The 54-year-old Phillips, a successful entrepreneur who has owned and started several companies, is new to national politics, assuming office in 2018 as the first Democrat to win his suburban Minneapolis district in 60 years. And he is no progressive, describing himself on X/Twitter as an “eternal optimist, radical pragmatist, common sense enthusiast, and bipartisan believer.” That presumably means he would favor turning down the heat on the tribal posturing of the two major parties. But the real problem for Biden posed by Dean Phillips is not ideological – he has voted for this president’s initiatives 100% of the time, according to the White House. It is that Biden has refused to turn power over to a younger generation after promising in 2020 to be a transitional figure. In other words, Phillips’ focus is on the single biggest obstacle to Biden’s re-election effort, one not even the quintessential career politician like Biden can promise to fix: his advanced age – and the declining cognitive fitness that came with it. Biden knew to expect such assertions by Trump and Republicans. He did not count on it happening within his own party, nor did big media. Vanity Fair lamented the turn of events by posting a picture of a Phillips campaign bus – plastered with the slogan “Make America Affordable Again” – accompanied by the headline: “Dean Phillips Apparently Has a Campaign Bus. Will He Throw Joe Biden Under It?”
A Cause for Concern
This particular challenge to Biden cannot simply be dismissed out of hand for one good reason, which has less to do with Phillips’ actual credentials than historical precedent and the signal it sends to voters that fellow Democrats view Biden as vulnerable. Incumbent presidents rarely win elections after being challenged within their party’s primary. Just ask Jimmy Carter and George H.W. Bush, sitting presidents who won their party’s nomination despite intra-party challenges, but went down to inglorious defeat in November. President Lyndon B. Johnson withdrew from the 1968 race after multiple primary challenges. President Harry S. Truman likewise chose not to run for a second full term in 1952 after his approval dropped into the 30% range.

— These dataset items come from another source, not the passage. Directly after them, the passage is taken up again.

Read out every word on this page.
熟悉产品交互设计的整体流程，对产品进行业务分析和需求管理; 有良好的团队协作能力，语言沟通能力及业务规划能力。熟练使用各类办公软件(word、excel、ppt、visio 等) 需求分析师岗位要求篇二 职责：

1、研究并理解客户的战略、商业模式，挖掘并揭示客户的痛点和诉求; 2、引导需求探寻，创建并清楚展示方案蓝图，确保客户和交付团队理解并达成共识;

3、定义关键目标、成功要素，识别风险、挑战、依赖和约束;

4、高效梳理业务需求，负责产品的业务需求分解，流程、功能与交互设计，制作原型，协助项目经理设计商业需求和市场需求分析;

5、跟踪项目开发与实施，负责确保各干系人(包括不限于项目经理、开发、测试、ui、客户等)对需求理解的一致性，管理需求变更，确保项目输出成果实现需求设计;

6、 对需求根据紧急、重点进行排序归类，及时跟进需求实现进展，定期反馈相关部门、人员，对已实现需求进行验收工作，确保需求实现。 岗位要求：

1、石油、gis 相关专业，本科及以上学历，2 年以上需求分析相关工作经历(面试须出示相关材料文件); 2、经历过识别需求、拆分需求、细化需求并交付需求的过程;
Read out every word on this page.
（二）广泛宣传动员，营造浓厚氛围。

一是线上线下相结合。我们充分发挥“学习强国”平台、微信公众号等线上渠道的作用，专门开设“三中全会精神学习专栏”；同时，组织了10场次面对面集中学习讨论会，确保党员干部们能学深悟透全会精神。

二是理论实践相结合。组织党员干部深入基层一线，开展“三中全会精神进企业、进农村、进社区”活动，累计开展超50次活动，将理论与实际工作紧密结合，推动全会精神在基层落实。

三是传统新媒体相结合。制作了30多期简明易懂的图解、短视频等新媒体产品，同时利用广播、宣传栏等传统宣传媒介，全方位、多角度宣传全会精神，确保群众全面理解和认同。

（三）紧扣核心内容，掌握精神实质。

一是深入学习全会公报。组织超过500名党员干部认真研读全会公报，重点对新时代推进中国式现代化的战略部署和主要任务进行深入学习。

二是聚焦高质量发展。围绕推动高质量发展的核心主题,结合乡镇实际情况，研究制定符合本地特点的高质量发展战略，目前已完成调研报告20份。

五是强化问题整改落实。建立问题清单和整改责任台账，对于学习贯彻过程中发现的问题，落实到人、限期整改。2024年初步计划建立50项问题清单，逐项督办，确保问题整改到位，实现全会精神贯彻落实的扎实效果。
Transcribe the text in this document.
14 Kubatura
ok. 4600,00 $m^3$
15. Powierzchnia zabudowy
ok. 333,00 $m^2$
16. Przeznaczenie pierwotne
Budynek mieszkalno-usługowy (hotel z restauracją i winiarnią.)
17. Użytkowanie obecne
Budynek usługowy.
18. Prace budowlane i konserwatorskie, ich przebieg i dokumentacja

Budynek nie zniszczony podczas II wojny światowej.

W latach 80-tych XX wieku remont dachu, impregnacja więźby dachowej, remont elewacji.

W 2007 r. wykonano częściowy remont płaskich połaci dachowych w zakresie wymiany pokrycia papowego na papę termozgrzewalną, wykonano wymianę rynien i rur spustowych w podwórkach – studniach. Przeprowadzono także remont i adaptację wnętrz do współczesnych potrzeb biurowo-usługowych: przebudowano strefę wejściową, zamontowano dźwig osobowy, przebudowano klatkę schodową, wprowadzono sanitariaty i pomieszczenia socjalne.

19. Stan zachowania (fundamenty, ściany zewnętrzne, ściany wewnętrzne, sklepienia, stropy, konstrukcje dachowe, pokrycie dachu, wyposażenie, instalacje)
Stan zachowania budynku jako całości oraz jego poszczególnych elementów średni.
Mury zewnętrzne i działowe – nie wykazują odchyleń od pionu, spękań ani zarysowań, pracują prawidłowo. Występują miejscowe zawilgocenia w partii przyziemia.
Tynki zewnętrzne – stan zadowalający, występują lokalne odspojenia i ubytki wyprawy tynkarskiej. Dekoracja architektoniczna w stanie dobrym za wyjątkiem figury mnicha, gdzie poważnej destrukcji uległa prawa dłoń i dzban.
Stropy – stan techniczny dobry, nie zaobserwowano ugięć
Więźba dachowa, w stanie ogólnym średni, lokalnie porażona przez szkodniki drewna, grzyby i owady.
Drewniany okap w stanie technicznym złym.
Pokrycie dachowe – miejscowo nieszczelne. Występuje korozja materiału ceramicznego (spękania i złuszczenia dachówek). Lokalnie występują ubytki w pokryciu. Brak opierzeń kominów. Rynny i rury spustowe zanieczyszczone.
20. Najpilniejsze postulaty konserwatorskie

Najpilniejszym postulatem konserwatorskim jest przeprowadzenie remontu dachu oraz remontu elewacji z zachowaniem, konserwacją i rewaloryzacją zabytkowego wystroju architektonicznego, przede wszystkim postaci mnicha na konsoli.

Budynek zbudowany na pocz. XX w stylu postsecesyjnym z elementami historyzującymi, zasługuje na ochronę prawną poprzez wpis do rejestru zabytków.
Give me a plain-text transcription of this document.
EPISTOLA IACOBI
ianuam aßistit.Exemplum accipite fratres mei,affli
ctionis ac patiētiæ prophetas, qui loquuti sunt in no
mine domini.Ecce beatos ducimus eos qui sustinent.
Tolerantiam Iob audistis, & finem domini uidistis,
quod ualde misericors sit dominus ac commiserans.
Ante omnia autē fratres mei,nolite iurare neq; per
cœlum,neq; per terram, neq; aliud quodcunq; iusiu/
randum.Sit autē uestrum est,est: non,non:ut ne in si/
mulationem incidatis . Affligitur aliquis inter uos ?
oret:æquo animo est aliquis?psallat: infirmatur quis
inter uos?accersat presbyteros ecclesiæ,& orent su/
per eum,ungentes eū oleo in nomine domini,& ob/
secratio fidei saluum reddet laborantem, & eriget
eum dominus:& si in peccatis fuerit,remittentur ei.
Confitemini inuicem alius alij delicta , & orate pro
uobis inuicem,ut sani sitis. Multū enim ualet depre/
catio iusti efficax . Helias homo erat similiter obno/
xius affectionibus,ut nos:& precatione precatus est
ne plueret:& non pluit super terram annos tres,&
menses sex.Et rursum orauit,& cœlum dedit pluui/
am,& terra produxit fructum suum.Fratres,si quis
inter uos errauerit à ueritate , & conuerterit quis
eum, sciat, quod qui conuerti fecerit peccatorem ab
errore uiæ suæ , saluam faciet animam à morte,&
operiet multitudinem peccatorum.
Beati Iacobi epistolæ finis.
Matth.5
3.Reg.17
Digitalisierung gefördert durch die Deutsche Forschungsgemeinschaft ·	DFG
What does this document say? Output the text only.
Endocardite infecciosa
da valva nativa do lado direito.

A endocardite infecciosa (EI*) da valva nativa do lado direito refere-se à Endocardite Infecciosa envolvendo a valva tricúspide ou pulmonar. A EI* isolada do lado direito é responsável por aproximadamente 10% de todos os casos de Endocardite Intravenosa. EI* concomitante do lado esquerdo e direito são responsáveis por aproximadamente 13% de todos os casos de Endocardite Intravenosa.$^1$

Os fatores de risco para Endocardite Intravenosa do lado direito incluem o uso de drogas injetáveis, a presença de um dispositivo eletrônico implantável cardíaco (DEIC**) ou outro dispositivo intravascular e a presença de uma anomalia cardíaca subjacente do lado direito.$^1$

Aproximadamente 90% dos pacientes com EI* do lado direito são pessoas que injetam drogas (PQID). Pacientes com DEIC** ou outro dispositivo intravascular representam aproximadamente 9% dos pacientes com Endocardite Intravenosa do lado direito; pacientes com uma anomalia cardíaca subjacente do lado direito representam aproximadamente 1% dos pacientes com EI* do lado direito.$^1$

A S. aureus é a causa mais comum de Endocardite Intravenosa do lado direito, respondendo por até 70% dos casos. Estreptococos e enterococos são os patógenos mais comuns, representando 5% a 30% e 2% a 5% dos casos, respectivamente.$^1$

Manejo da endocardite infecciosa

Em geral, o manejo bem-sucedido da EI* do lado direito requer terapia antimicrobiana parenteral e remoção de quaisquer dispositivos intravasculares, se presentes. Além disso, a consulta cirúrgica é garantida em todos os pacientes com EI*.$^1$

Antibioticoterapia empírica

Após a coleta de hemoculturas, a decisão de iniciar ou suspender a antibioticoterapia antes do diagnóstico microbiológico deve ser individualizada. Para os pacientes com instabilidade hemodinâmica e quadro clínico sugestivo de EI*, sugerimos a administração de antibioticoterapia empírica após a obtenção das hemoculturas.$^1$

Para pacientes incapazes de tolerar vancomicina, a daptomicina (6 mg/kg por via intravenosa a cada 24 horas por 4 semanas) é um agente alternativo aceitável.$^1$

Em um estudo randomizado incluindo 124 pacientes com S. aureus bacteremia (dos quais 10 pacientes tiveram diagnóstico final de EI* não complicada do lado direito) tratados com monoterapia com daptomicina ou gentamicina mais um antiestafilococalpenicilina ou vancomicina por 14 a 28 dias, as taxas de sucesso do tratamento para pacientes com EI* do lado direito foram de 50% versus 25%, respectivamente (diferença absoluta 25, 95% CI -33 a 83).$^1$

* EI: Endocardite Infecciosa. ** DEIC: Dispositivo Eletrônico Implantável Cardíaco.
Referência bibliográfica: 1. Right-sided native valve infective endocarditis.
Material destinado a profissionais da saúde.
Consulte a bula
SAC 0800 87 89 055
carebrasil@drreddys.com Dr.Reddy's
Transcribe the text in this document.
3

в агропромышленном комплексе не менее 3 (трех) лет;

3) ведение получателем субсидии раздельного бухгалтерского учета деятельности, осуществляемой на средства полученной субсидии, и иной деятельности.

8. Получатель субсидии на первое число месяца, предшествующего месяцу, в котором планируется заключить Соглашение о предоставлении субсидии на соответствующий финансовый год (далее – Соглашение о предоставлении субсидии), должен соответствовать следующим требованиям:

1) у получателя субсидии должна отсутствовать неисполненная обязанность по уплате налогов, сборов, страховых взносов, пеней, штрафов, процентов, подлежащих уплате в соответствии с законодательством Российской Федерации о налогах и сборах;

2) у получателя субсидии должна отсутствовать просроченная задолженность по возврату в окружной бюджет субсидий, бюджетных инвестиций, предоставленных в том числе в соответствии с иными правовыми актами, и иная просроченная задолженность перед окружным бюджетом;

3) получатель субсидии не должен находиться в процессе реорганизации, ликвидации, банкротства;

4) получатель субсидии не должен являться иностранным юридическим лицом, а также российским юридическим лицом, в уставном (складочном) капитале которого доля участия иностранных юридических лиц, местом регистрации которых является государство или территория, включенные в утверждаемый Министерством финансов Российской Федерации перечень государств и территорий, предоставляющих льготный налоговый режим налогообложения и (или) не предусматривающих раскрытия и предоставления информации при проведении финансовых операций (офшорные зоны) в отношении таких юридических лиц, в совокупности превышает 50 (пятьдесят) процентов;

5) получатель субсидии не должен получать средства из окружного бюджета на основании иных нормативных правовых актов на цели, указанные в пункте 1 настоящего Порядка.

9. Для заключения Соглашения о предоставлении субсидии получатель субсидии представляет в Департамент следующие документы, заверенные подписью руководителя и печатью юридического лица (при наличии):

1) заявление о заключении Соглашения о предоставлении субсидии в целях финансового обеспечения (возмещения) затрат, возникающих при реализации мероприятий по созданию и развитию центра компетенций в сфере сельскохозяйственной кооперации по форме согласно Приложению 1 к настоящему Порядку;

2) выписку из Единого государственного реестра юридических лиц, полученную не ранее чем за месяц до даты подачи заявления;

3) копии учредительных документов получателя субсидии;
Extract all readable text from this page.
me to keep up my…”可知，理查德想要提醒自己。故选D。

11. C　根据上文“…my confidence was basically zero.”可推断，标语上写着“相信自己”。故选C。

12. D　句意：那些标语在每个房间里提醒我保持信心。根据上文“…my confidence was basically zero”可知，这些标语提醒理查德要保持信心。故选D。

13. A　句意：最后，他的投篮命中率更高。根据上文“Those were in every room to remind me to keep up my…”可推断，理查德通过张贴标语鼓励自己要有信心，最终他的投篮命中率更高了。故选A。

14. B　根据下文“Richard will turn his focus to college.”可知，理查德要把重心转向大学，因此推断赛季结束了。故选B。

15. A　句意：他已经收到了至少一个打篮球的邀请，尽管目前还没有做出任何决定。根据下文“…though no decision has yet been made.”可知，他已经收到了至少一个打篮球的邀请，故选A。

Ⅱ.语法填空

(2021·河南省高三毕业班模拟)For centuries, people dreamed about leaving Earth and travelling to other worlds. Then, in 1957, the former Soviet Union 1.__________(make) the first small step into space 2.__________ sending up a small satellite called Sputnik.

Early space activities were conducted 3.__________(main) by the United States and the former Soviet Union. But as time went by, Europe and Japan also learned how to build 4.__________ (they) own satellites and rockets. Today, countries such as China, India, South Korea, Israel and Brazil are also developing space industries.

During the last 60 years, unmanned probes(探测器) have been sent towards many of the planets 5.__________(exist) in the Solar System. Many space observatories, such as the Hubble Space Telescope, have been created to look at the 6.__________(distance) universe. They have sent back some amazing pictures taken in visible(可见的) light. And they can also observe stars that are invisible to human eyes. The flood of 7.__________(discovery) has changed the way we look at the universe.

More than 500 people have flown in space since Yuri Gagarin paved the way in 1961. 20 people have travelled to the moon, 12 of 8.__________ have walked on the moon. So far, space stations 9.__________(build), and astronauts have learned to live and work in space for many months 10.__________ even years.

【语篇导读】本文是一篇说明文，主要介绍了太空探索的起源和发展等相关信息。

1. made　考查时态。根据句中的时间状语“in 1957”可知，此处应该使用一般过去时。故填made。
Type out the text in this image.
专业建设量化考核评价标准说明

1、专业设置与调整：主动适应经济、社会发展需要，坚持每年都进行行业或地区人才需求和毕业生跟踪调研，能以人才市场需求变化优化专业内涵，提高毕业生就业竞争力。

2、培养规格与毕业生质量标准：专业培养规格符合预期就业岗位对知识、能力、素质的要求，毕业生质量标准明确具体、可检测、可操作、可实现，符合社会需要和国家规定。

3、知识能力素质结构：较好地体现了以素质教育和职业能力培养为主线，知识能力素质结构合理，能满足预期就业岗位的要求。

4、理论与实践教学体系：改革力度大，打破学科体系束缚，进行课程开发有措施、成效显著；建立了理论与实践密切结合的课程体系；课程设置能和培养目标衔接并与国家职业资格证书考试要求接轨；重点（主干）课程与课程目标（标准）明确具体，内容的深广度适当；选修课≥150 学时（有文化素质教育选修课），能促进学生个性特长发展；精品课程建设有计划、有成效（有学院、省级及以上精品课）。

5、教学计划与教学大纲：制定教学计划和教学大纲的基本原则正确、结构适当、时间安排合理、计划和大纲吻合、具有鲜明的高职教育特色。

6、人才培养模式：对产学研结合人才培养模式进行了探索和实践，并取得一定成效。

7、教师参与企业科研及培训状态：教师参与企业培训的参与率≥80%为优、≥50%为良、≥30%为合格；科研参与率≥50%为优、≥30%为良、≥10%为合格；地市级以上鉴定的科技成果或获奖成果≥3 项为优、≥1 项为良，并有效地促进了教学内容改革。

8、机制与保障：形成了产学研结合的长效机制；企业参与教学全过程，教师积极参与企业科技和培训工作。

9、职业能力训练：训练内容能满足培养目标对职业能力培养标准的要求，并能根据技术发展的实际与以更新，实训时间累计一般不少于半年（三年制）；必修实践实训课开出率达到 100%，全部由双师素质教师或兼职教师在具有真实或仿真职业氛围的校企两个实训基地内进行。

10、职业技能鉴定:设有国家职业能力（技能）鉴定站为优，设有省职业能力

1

At the same time, this is not like Ted Kennedy challenging Carter in 1980 for the Democratic presidential nomination. Kennedy was a national figure of great renown. This is also not akin to Pat Buchanan challenging Bush for the GOP nomination in 1992. Buchanan had by that time established a loyal following as a conservative author and activist. In contrast, Dean Phillips is unknown outside of his district. But the one thing he may ultimately have in common with Ted Kennedy and Buchanan is that his challenge could weaken or soften up his party’s nominee enough for him to go down to defeat in the general election.
Let’s be clear that this does not mean the Democratic establishment has grown fearful enough of Joe Biden’s chances for re-election that they openly accept or welcome a challenge from a member of Congress. There is universal support for this president among institutional Democrats – or at least they claim so publicly despite polling that suggests Biden has much to fear on many fronts. The problem, not unlike on the other side of the aisle, is the disconnect between party leaders and rank-and-file Democrats, for whom the perilous state of Biden’s fitness for office is a defining issue. But the power brokers have supposedly concluded – shadow president Gavin Newsom aside – that the incumbent represents the most effective vehicle for maintaining their own power. It is not unlike the Trump/MAGA enthusiasts who stand distinctly apart from the more moderate GOP House leadership, though that could possibly change with an unquestioned conservative like Mike Johnson of Louisiana now running the show instead of California’s Kevin McCarthy.
Can Joe Biden Take the Heat?
The incumbent president already has enough challenges to deal with in his day job without having to concern himself with intra-party politics. Ground wars in Europe and the Middle East have turned him into a de facto wartime president. On the home front, he has been brought low by inflation, rising food and gas prices, a sieve-like border, and a stubborn crime wave hollowing out our inner cities. The political fallout is approval hovering at an unelectable 40% amid the widespread belief he is too old to serve another term. And on top of Phillips’ entry into the race, Biden must deal with the independent candidacies of RFK Jr. and far-left Ivy League Professor Cornel West, plus the specter of a challenge from the middle by the No Labels Party. Add all that on top of the Libertarian and Green candidates, both likely to pluck a percent or two of the vote, and the 2024 presidential ballot may more closely resemble that of a parliamentary system with multiple parties and candidates.
As he heads to New Hampshire to reportedly file to join the state’s Bidenless ballot Friday, Dean Phillips surely realizes that, even though there is almost no chance of him actually becoming his party’s nominee, he stands a real chance of being competitive or even winning in the Granite State. That is because the state has no intention of backing down and postponing its primary after the president unilaterally broke a decades-long tradition by announcing South Carolina would vote first, before New Hampshire, and thus decided not to place his name on the New Hampshire ballot. This means Biden must rely on a vigorous write-in campaign already being conducted by the Granite State Democratic Party in order to avoid the rank embarrassment of a sitting president losing the first contest of the presidential campaign to an unknown back-bencher. It would be yet more bad news for a president who has absorbed more than his share in recent weeks.